Manor Farm, East Runton
Manor Farm is a working family farm with crops and animals – its seven luxury cottages, once traditional farm buildings.
Sensitively converted to preserve their original character and appearance, they provide high-standard accommodation for families large and small.
Manor Farm is set in some of north Norfolk’s most attractive countryside, surrounded by green hills, woods and meadows. East Runton’s glorious beach, with its wide stretch of sand and rock pools, is just 15 minutes’ walk – or a quick drive – away. West Runton beach, right next door, is where a few years ago the fossil of a woolly mammoth was unearthed.
Visitors to East Runton have plenty to do. There are numerous cross-country walks, the beach, two pubs for a quiet pint, a village pond with ducks to feed, a children’s play area, shops and even a Greek restaurant. Nearby, Cromer and Sheringham have every kind of shop, restaurant and attraction imaginable, as well as their own wonderful beaches.

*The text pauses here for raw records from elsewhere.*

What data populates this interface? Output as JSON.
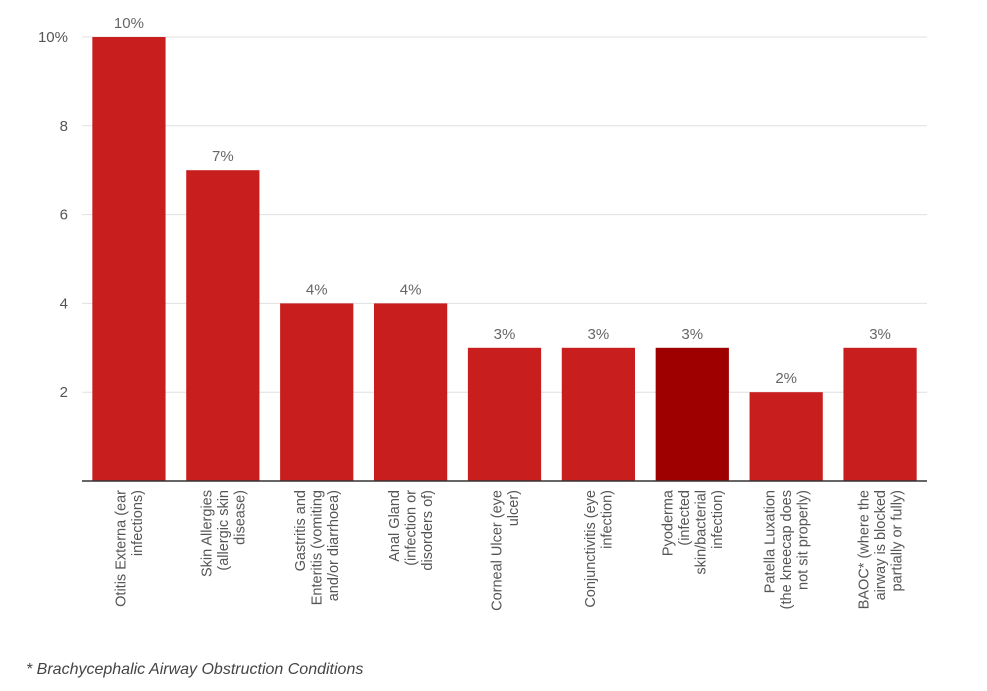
{
  "chart_data": {
    "type": "bar",
    "categories": [
      [
        "Otitis Externa (ear",
        "infections)"
      ],
      [
        "Skin Allergies",
        "(allergic skin",
        "disease)"
      ],
      [
        "Gastritis and",
        "Enteritis (vomiting",
        "and/or diarrhoea)"
      ],
      [
        "Anal Gland",
        "(infection or",
        "disorders of)"
      ],
      [
        "Corneal Ulcer (eye",
        "ulcer)"
      ],
      [
        "Conjunctivitis (eye",
        "infection)"
      ],
      [
        "Pyoderma",
        "(infected",
        "skin/bacterial",
        "infection)"
      ],
      [
        "Patella Luxation",
        "(the kneecap does",
        "not sit properly)"
      ],
      [
        "BAOC* (where the",
        "airway is blocked",
        "partially or fully)"
      ]
    ],
    "values": [
      10,
      7,
      4,
      4,
      3,
      3,
      3,
      2,
      3
    ],
    "data_labels": [
      "10%",
      "7%",
      "4%",
      "4%",
      "3%",
      "3%",
      "3%",
      "2%",
      "3%"
    ],
    "y_ticks": [
      {
        "value": 2,
        "label": "2"
      },
      {
        "value": 4,
        "label": "4"
      },
      {
        "value": 6,
        "label": "6"
      },
      {
        "value": 8,
        "label": "8"
      },
      {
        "value": 10,
        "label": "10%"
      }
    ],
    "ylim": [
      0,
      10
    ],
    "grid": true,
    "bar_color": "#C81E1E",
    "highlight_index": 6,
    "highlight_color": "#9E0000"
  },
  "footnote": "* Brachycephalic Airway Obstruction Conditions"
}
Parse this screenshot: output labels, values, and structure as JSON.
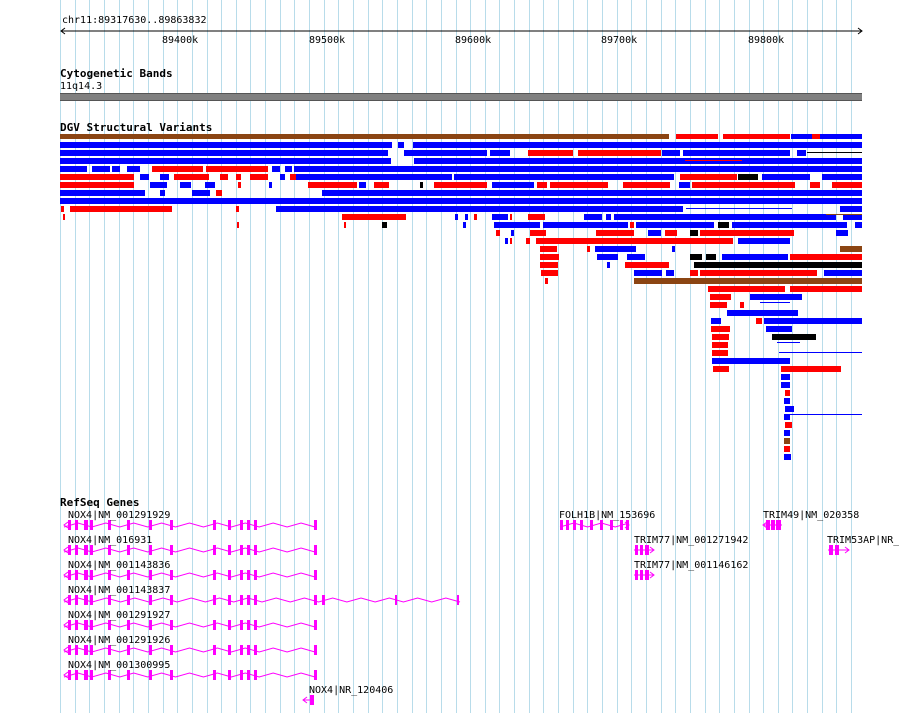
{
  "ruler": {
    "location": "chr11:89317630..89863832",
    "ticks": [
      "89400k",
      "89500k",
      "89600k",
      "89700k",
      "89800k"
    ]
  },
  "tracks": {
    "cytoband": {
      "title": "Cytogenetic Bands",
      "band_label": "11q14.3"
    },
    "dgv": {
      "title": "DGV Structural Variants"
    },
    "refseq": {
      "title": "RefSeq Genes"
    }
  },
  "colors": {
    "gain": "#0000ff",
    "loss": "#ff0000",
    "inversion": "#8b4513",
    "complex": "#000000",
    "gene": "#ff00ff",
    "grid": "#b8dcea",
    "band": "#808080"
  },
  "genes": [
    {
      "label": "NOX4|NM_001291929"
    },
    {
      "label": "NOX4|NM_016931"
    },
    {
      "label": "NOX4|NM_001143836"
    },
    {
      "label": "NOX4|NM_001143837"
    },
    {
      "label": "NOX4|NM_001291927"
    },
    {
      "label": "NOX4|NM_001291926"
    },
    {
      "label": "NOX4|NM_001300995"
    },
    {
      "label": "NOX4|NR_120406"
    },
    {
      "label": "FOLH1B|NM_153696"
    },
    {
      "label": "TRIM77|NM_001271942"
    },
    {
      "label": "TRIM77|NM_001146162"
    },
    {
      "label": "TRIM49|NM_020358"
    },
    {
      "label": "TRIM53AP|NR_"
    }
  ]
}
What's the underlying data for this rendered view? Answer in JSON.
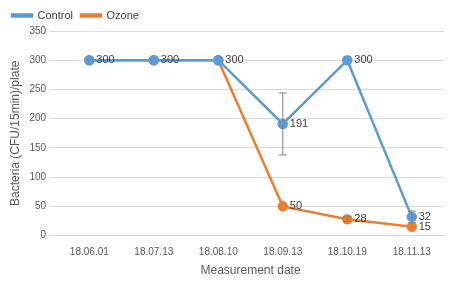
{
  "chart_data": {
    "type": "line",
    "x_label": "Measurement date",
    "y_label": "Bacteria (CFU/15min)/plate",
    "categories": [
      "18.06.01",
      "18.07.13",
      "18.08.10",
      "18.09.13",
      "18.10.19",
      "18.11.13"
    ],
    "series": [
      {
        "name": "Control",
        "color": "#5b9bd5",
        "marker": "circle",
        "values": [
          300,
          300,
          300,
          191,
          300,
          32
        ],
        "errors": [
          null,
          null,
          null,
          53,
          null,
          10
        ]
      },
      {
        "name": "Ozone",
        "color": "#ed7d31",
        "marker": "circle",
        "values": [
          300,
          300,
          300,
          50,
          28,
          15
        ],
        "errors": [
          null,
          null,
          null,
          null,
          4,
          null
        ]
      }
    ],
    "ylim": [
      0,
      350
    ],
    "yticks": [
      0,
      50,
      100,
      150,
      200,
      250,
      300,
      350
    ],
    "grid": true,
    "legend": "upper left",
    "data_labels": true
  }
}
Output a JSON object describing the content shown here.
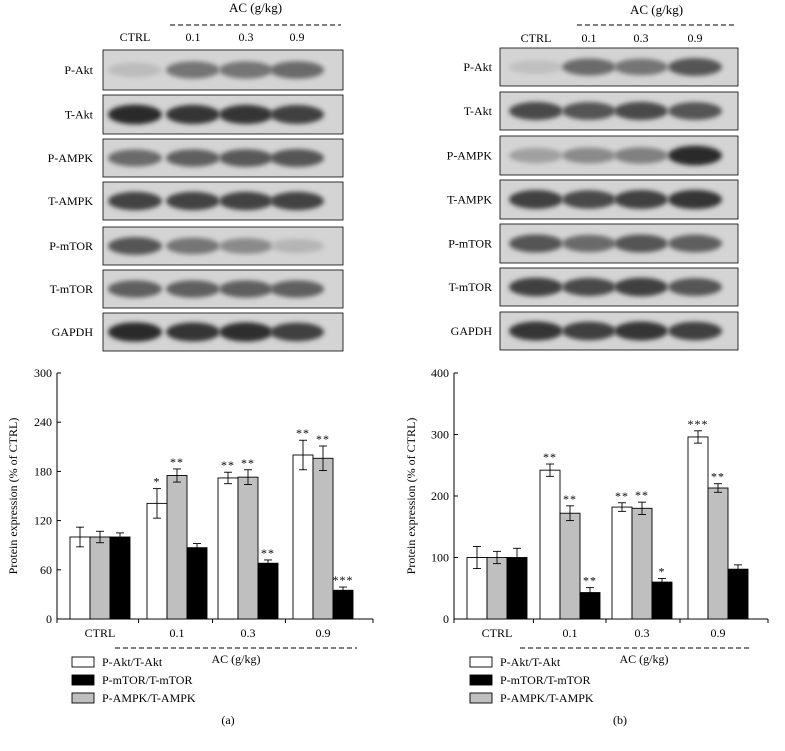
{
  "panels": [
    {
      "caption": "(a)",
      "blot": {
        "group_label": "AC (g/kg)",
        "lanes": [
          "CTRL",
          "0.1",
          "0.3",
          "0.9"
        ],
        "bands": [
          {
            "label": "P-Akt",
            "intensity": [
              0.22,
              0.55,
              0.55,
              0.6
            ]
          },
          {
            "label": "T-Akt",
            "intensity": [
              0.9,
              0.85,
              0.85,
              0.8
            ]
          },
          {
            "label": "P-AMPK",
            "intensity": [
              0.6,
              0.65,
              0.68,
              0.7
            ]
          },
          {
            "label": "T-AMPK",
            "intensity": [
              0.78,
              0.78,
              0.78,
              0.78
            ]
          },
          {
            "label": "P-mTOR",
            "intensity": [
              0.7,
              0.55,
              0.45,
              0.25
            ]
          },
          {
            "label": "T-mTOR",
            "intensity": [
              0.65,
              0.65,
              0.65,
              0.65
            ]
          },
          {
            "label": "GAPDH",
            "intensity": [
              0.9,
              0.85,
              0.88,
              0.8
            ]
          }
        ]
      },
      "chart_data": {
        "type": "bar",
        "xlabel": "AC (g/kg)",
        "ylabel": "Protein expression (% of CTRL)",
        "categories": [
          "CTRL",
          "0.1",
          "0.3",
          "0.9"
        ],
        "ylim": [
          0,
          300
        ],
        "yticks": [
          0,
          60,
          120,
          180,
          240,
          300
        ],
        "series": [
          {
            "name": "P-Akt/T-Akt",
            "color": "#ffffff",
            "values": [
              100,
              141,
              172,
              200
            ],
            "errors": [
              12,
              18,
              7,
              18
            ],
            "sig": [
              "",
              "*",
              "**",
              "**"
            ]
          },
          {
            "name": "P-AMPK/T-AMPK",
            "color": "#bfbfbf",
            "values": [
              100,
              175,
              173,
              196
            ],
            "errors": [
              7,
              8,
              9,
              15
            ],
            "sig": [
              "",
              "**",
              "**",
              "**"
            ]
          },
          {
            "name": "P-mTOR/T-mTOR",
            "color": "#000000",
            "values": [
              100,
              87,
              68,
              35
            ],
            "errors": [
              5,
              5,
              4,
              4
            ],
            "sig": [
              "",
              "",
              "**",
              "***"
            ]
          }
        ]
      }
    },
    {
      "caption": "(b)",
      "blot": {
        "group_label": "AC (g/kg)",
        "lanes": [
          "CTRL",
          "0.1",
          "0.3",
          "0.9"
        ],
        "bands": [
          {
            "label": "P-Akt",
            "intensity": [
              0.2,
              0.6,
              0.55,
              0.7
            ]
          },
          {
            "label": "T-Akt",
            "intensity": [
              0.75,
              0.7,
              0.75,
              0.7
            ]
          },
          {
            "label": "P-AMPK",
            "intensity": [
              0.35,
              0.45,
              0.5,
              0.9
            ]
          },
          {
            "label": "T-AMPK",
            "intensity": [
              0.8,
              0.75,
              0.8,
              0.85
            ]
          },
          {
            "label": "P-mTOR",
            "intensity": [
              0.7,
              0.6,
              0.7,
              0.65
            ]
          },
          {
            "label": "T-mTOR",
            "intensity": [
              0.8,
              0.75,
              0.8,
              0.7
            ]
          },
          {
            "label": "GAPDH",
            "intensity": [
              0.85,
              0.8,
              0.85,
              0.8
            ]
          }
        ]
      },
      "chart_data": {
        "type": "bar",
        "xlabel": "AC (g/kg)",
        "ylabel": "Protein expression (% of CTRL)",
        "categories": [
          "CTRL",
          "0.1",
          "0.3",
          "0.9"
        ],
        "ylim": [
          0,
          400
        ],
        "yticks": [
          0,
          100,
          200,
          300,
          400
        ],
        "series": [
          {
            "name": "P-Akt/T-Akt",
            "color": "#ffffff",
            "values": [
              100,
              242,
              182,
              296
            ],
            "errors": [
              18,
              10,
              7,
              10
            ],
            "sig": [
              "",
              "**",
              "**",
              "***"
            ]
          },
          {
            "name": "P-AMPK/T-AMPK",
            "color": "#bfbfbf",
            "values": [
              100,
              172,
              180,
              213
            ],
            "errors": [
              10,
              12,
              10,
              7
            ],
            "sig": [
              "",
              "**",
              "**",
              "**"
            ]
          },
          {
            "name": "P-mTOR/T-mTOR",
            "color": "#000000",
            "values": [
              100,
              43,
              60,
              81
            ],
            "errors": [
              15,
              8,
              6,
              7
            ],
            "sig": [
              "",
              "**",
              "*",
              ""
            ]
          }
        ]
      }
    }
  ]
}
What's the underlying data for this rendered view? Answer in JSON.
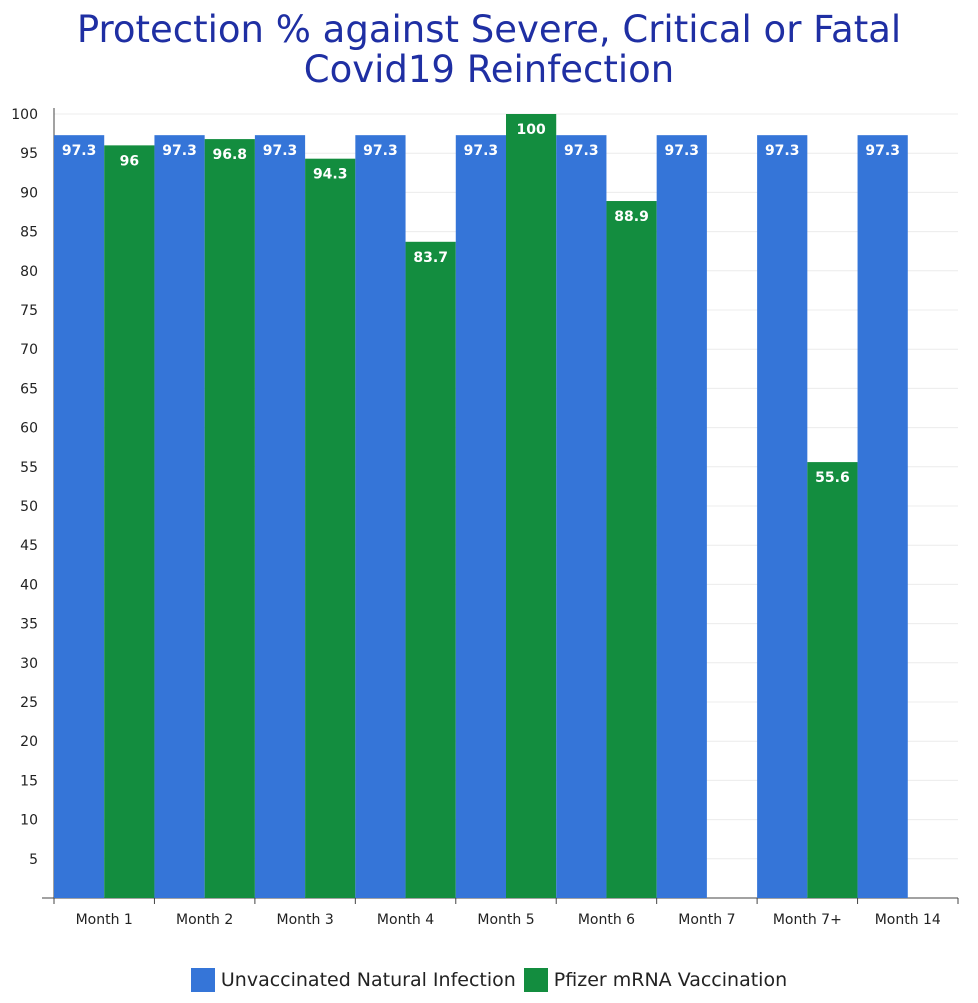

Towns, villages, beaches and attractions across North Norfolk are all within a short drive, with many on the doorstep. The choice for adults and children is enormous, as our North Norfolk page shows.
More about Manor Farm
Work on the 150-acre farm never stops for the family. Crops grown are sugar beet and malting barley, while the rest is down to grazing. Animals include 110 mule ewes, which have been crossed with a Texel ram to produce meaty lambs. Twenty Red Poll breeding cows and their calves. A Simmental bull, Hocus Pocus. Gerbil the Shetland pony, plus donkeys – Jess, Dora and Donald. Pygmy goats – Maizie, Daisy, Lottie, Ludo and Uno. Not forgetting Claude and Cecily the very fluffy farm cats and plenty of ducks and chickens.
A little history – from the family
Manor Farm was bought in 1919 by the current owners’ grandfather, after he had endured – and miraculously survived – four years in the trenches as an Officer on the Western Front.
Originally from London, after the war he found he just wanted a quiet, peaceful life. He had a small dairy herd and did a milk round in the village. In 1930, he introduced the family to tourism, accepting the first campers on a very informal basis. In the early 1960s, his daughter and son-in-law took over running the farm. They phased out the cows and introduced breeding sows and laying hens.
At about this time the farm’s camping business became more ‘serious’ and organised, with the introduction of ‘thunderboxes’ – rather primitive loos! In 1975, after two purpose-built blocks with flushing toilets and showers were built, the campsite really began to expand.
The current generation – Gill, Fiona, Tom and Phil – have continued the business although moving away from pigs and hens to sheep and cattle. As a result the farm buildings became redundant and rather than letting them fall into disrepair converted them into the lovely cottages that they are today!